Nevaeh Crain, 18, had gone to two different emergency rooms within 12 hours in October 2023, each time feeling worse than before. Crain was not diagnosed with strep throat until her first visit. The hospital did not investigate her sharp abdominal cramps, ProPublica reports.

Crain is one of at least two Texas women who died under the state’s abortion ban, which was imposed after the U.S. Supreme Court struck down the federal right to abortion. Josseli Barnica, 28, died after a miscarriage in 2021.

These incidents are seen as evidence of a new reality in which American health care professionals in states with new strict abortion restrictions are hesitant or even afraid to provide care to pregnant mothers for fear of legal consequences. Texas’ abortion ban threatens jail time for interventions that stop the fetus’s heartbeat, regardless of whether the pregnancy is wanted or not.

Candace Fails visits the grave of her daughter Nevaeh Crain and granddaughter Lillian Faye Broussard on October 24 in Buna, Texas. Photo: Danielle Villasana for ProPublica

Medical records show that Crain tested positive for sepsis, a potentially life-threatening condition, on her second visit. But doctors cleared her to leave anyway after apparently confirming that her six-month-old fetus still had a heartbeat.

During her third visit to the hospital, Crain was eventually transferred to the intensive care unit after an obstetrician insisted on two ultrasounds to “confirm the death of the fetus,” ProPublica reported.

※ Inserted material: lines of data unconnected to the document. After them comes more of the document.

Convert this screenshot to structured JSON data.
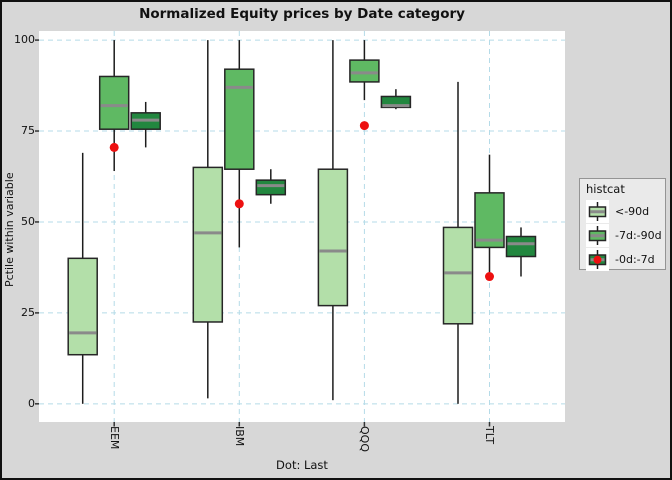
{
  "title": "Normalized Equity prices by Date category",
  "axes": {
    "ylabel": "Pctile within variable",
    "caption": "Dot: Last"
  },
  "legend": {
    "title": "histcat",
    "position": "right"
  },
  "chart_data": {
    "type": "boxplot",
    "title": "Normalized Equity prices by Date category",
    "ylabel": "Pctile within variable",
    "xlabel": "Dot: Last",
    "legend_title": "histcat",
    "legend_position": "right",
    "categories": [
      "EEM",
      "IBM",
      "QQQ",
      "TLT"
    ],
    "yticks": [
      0,
      25,
      50,
      75,
      100
    ],
    "ylim": [
      -5,
      102.5
    ],
    "grid": {
      "color": "#b5dbe8",
      "style": "dashed",
      "horizontal_at": [
        0,
        25,
        50,
        75,
        100
      ],
      "vertical_at_categories": true
    },
    "series": [
      {
        "name": "<-90d",
        "color": "#b3dfa9",
        "boxes": [
          {
            "category": "EEM",
            "whisker_low": 0,
            "q1": 13.5,
            "median": 19.5,
            "q3": 40,
            "whisker_high": 69
          },
          {
            "category": "IBM",
            "whisker_low": 1.5,
            "q1": 22.5,
            "median": 47,
            "q3": 65,
            "whisker_high": 100
          },
          {
            "category": "QQQ",
            "whisker_low": 1,
            "q1": 27,
            "median": 42,
            "q3": 64.5,
            "whisker_high": 100
          },
          {
            "category": "TLT",
            "whisker_low": 0,
            "q1": 22,
            "median": 36,
            "q3": 48.5,
            "whisker_high": 88.5
          }
        ]
      },
      {
        "name": "-7d:-90d",
        "color": "#5fb963",
        "boxes": [
          {
            "category": "EEM",
            "whisker_low": 64,
            "q1": 75.5,
            "median": 82,
            "q3": 90,
            "whisker_high": 100
          },
          {
            "category": "IBM",
            "whisker_low": 43,
            "q1": 64.5,
            "median": 87,
            "q3": 92,
            "whisker_high": 100
          },
          {
            "category": "QQQ",
            "whisker_low": 83.5,
            "q1": 88.5,
            "median": 91,
            "q3": 94.5,
            "whisker_high": 100
          },
          {
            "category": "TLT",
            "whisker_low": 36,
            "q1": 43,
            "median": 45,
            "q3": 58,
            "whisker_high": 68.5
          }
        ]
      },
      {
        "name": "-0d:-7d",
        "color": "#22873f",
        "boxes": [
          {
            "category": "EEM",
            "whisker_low": 70.5,
            "q1": 75.5,
            "median": 78,
            "q3": 80,
            "whisker_high": 83
          },
          {
            "category": "IBM",
            "whisker_low": 55,
            "q1": 57.5,
            "median": 60,
            "q3": 61.5,
            "whisker_high": 64.5
          },
          {
            "category": "QQQ",
            "whisker_low": 81,
            "q1": 81.5,
            "median": 82,
            "q3": 84.5,
            "whisker_high": 86.5
          },
          {
            "category": "TLT",
            "whisker_low": 35,
            "q1": 40.5,
            "median": 44,
            "q3": 46,
            "whisker_high": 48.5
          }
        ]
      }
    ],
    "last_dots": {
      "label": "Dot: Last",
      "color": "#ed1111",
      "values": {
        "EEM": 70.5,
        "IBM": 55,
        "QQQ": 76.5,
        "TLT": 35
      }
    },
    "style": {
      "median_color": "#8a8a8a",
      "box_border": "#262626",
      "whisker_color": "#1c1c1c",
      "panel_bg": "#ffffff",
      "figure_bg": "#d7d7d7",
      "gridline_color": "#b5dbe8"
    }
  }
}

She died hours later after organ failure. A nurse noticed that her lips had turned “blue and dusky,” ProPublica said. The teenager would have turned twenty on Friday.

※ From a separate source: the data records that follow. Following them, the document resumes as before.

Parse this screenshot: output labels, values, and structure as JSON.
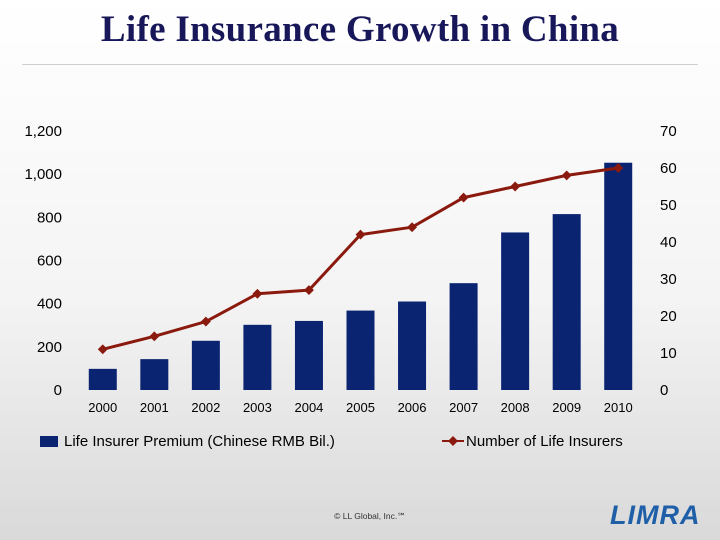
{
  "slide": {
    "title": "Life Insurance Growth in China",
    "copyright": "© LL Global, Inc.℠",
    "logo_text": "LIMRA"
  },
  "colors": {
    "bar": "#0a2472",
    "line": "#8b1a0e",
    "title": "#17175a",
    "logo": "#1f5fa8"
  },
  "chart_data": {
    "type": "bar",
    "categories": [
      "2000",
      "2001",
      "2002",
      "2003",
      "2004",
      "2005",
      "2006",
      "2007",
      "2008",
      "2009",
      "2010"
    ],
    "series": [
      {
        "name": "Life Insurer Premium (Chinese RMB Bil.)",
        "kind": "bar",
        "axis": "left",
        "values": [
          98,
          143,
          228,
          302,
          320,
          368,
          410,
          495,
          730,
          815,
          1053
        ]
      },
      {
        "name": "Number of Life Insurers",
        "kind": "line",
        "axis": "right",
        "values": [
          11,
          14.5,
          18.5,
          26,
          27,
          42,
          44,
          52,
          55,
          58,
          60
        ]
      }
    ],
    "y_left": {
      "min": 0,
      "max": 1200,
      "ticks": [
        "0",
        "200",
        "400",
        "600",
        "800",
        "1,000",
        "1,200"
      ]
    },
    "y_right": {
      "min": 0,
      "max": 70,
      "ticks": [
        "0",
        "10",
        "20",
        "30",
        "40",
        "50",
        "60",
        "70"
      ]
    },
    "legend_position": "bottom",
    "grid": false
  }
}
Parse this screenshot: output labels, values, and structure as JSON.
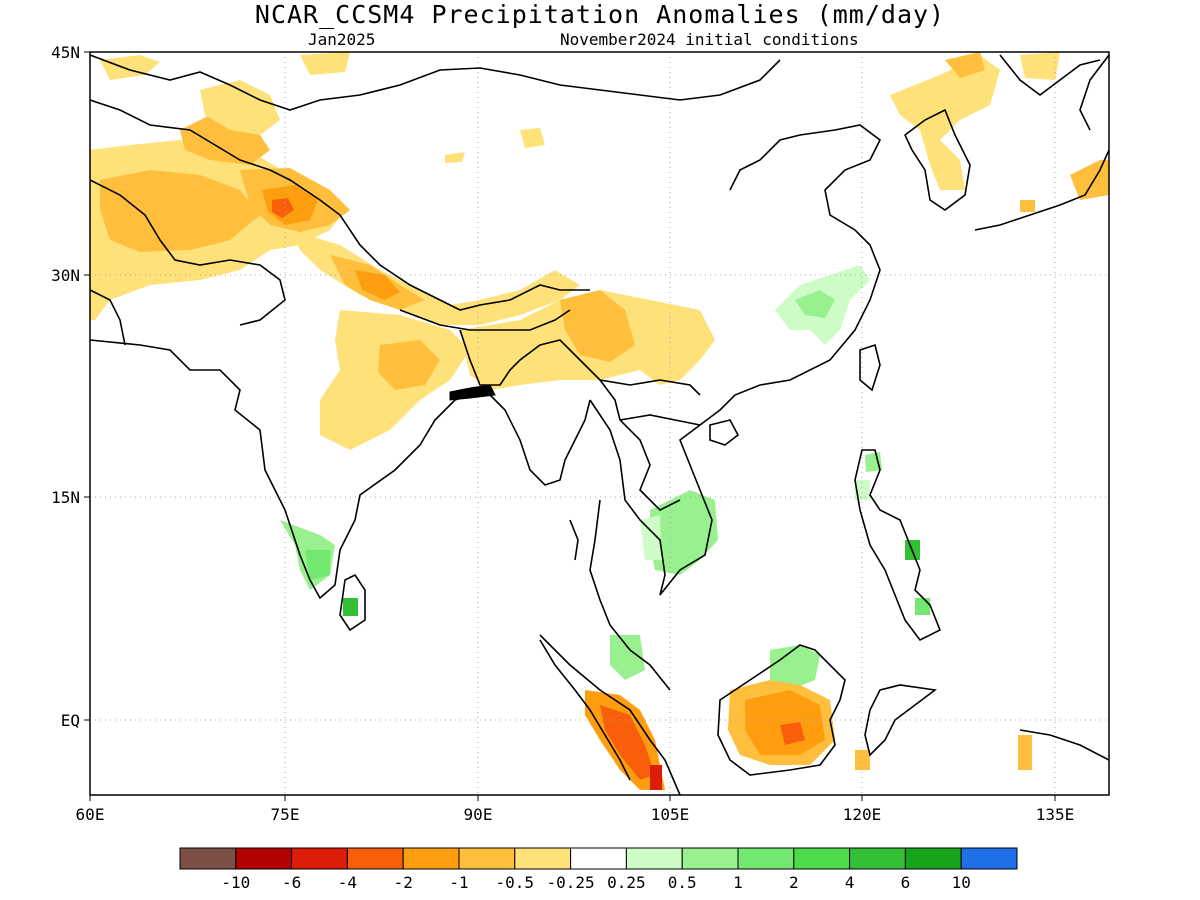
{
  "title": "NCAR_CCSM4 Precipitation Anomalies (mm/day)",
  "subtitle_left": "Jan2025",
  "subtitle_right": "November2024 initial conditions",
  "lat_labels": [
    "45N",
    "30N",
    "15N",
    "EQ"
  ],
  "lon_labels": [
    "60E",
    "75E",
    "90E",
    "105E",
    "120E",
    "135E"
  ],
  "colorbar": {
    "colors": [
      "#7b4f45",
      "#b30000",
      "#dd1c0a",
      "#f95f0b",
      "#fe9e0f",
      "#ffbe3c",
      "#ffe17a",
      "#ffffff",
      "#cdfcc6",
      "#98f08e",
      "#73e870",
      "#4ddb4c",
      "#34c035",
      "#17a31a",
      "#1e6fe8"
    ],
    "labels": [
      "-10",
      "-6",
      "-4",
      "-2",
      "-1",
      "-0.5",
      "-0.25",
      "0.25",
      "0.5",
      "1",
      "2",
      "4",
      "6",
      "10"
    ]
  },
  "map": {
    "lon_range": [
      60,
      140
    ],
    "lat_range": [
      -5.5,
      45
    ],
    "gridlines": "dotted"
  }
}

Although Texas has exceptions for life-threatening conditions, doctors’ fear and uncertainty about which treatments are or are not considered a crime has had devastating consequences for women in need of health care.

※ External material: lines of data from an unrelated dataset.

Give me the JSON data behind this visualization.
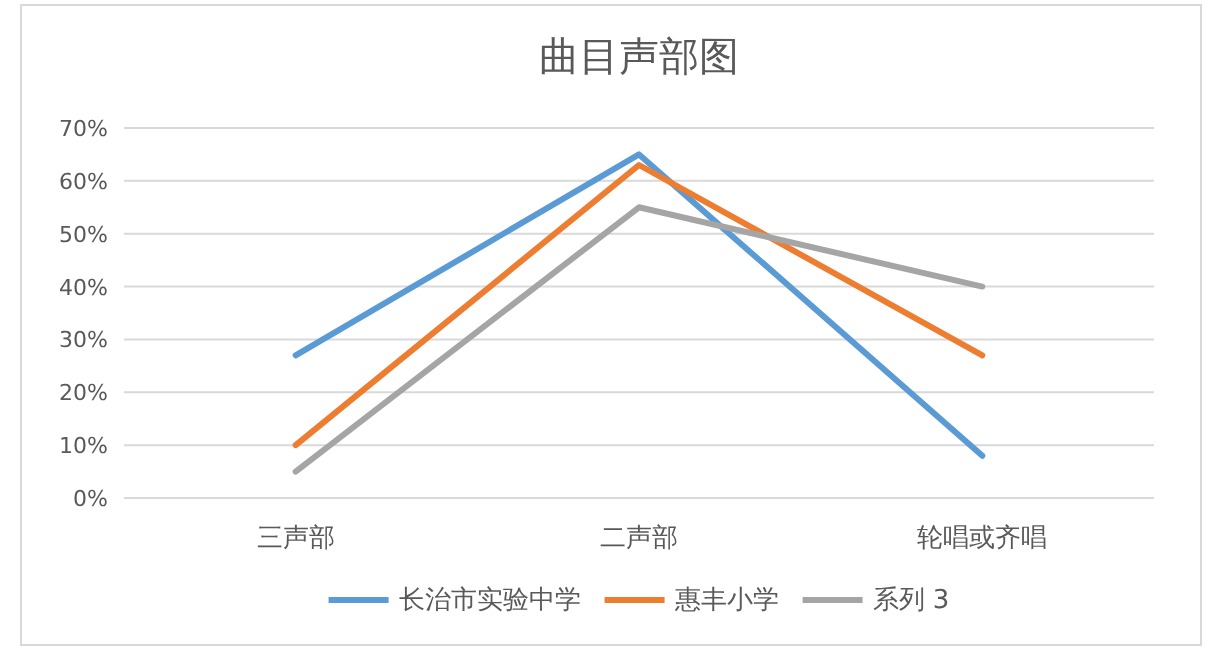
{
  "chart_data": {
    "type": "line",
    "title": "曲目声部图",
    "categories": [
      "三声部",
      "二声部",
      "轮唱或齐唱"
    ],
    "series": [
      {
        "name": "长治市实验中学",
        "color": "#5b9bd5",
        "values": [
          27,
          65,
          8
        ]
      },
      {
        "name": "惠丰小学",
        "color": "#ed7d31",
        "values": [
          10,
          63,
          27
        ]
      },
      {
        "name": "系列 3",
        "color": "#a5a5a5",
        "values": [
          5,
          55,
          40
        ]
      }
    ],
    "ylim": [
      0,
      70
    ],
    "yticks": [
      {
        "value": 0,
        "label": "0%"
      },
      {
        "value": 10,
        "label": "10%"
      },
      {
        "value": 20,
        "label": "20%"
      },
      {
        "value": 30,
        "label": "30%"
      },
      {
        "value": 40,
        "label": "40%"
      },
      {
        "value": 50,
        "label": "50%"
      },
      {
        "value": 60,
        "label": "60%"
      },
      {
        "value": 70,
        "label": "70%"
      }
    ],
    "grid": "y",
    "legend": "bottom",
    "marker": "none",
    "line_style": "solid"
  }
}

The result is that in states with abortion bans, patients are often swapped between hospitals to avoid responsibility and argue about legality, an act that wastes valuable and potentially life-saving time.

“Pregnant women have essentially become untouchables,” Sara Rosenbaum, professor emerita of health law and policy at George Washington University, told ProPublica.

Reproductive Freedom for All president and CEO Mini Timmaraju said Crain’s death underscored the deadly threat of abortion bans.

“Pregnancy should not be a death sentence,” Timmaraju said in a statement.

Timmaraju placed the blame for the abortion ban on the shoulders of Republican politicians such as Donald Trump and Ted Cruz, the incumbent senator from Texas who faces a tough re-election battle against Democrat Collin Allred.

“This has to stop,” she said. “And our best chance to do that is by voting for reproductive freedom,” including by supporting Allred and Kamala Harris in their fight against Trump in the Nov. 5 election.

By doing this “we can restore the right to abortion and these bans,” Timmaraju said.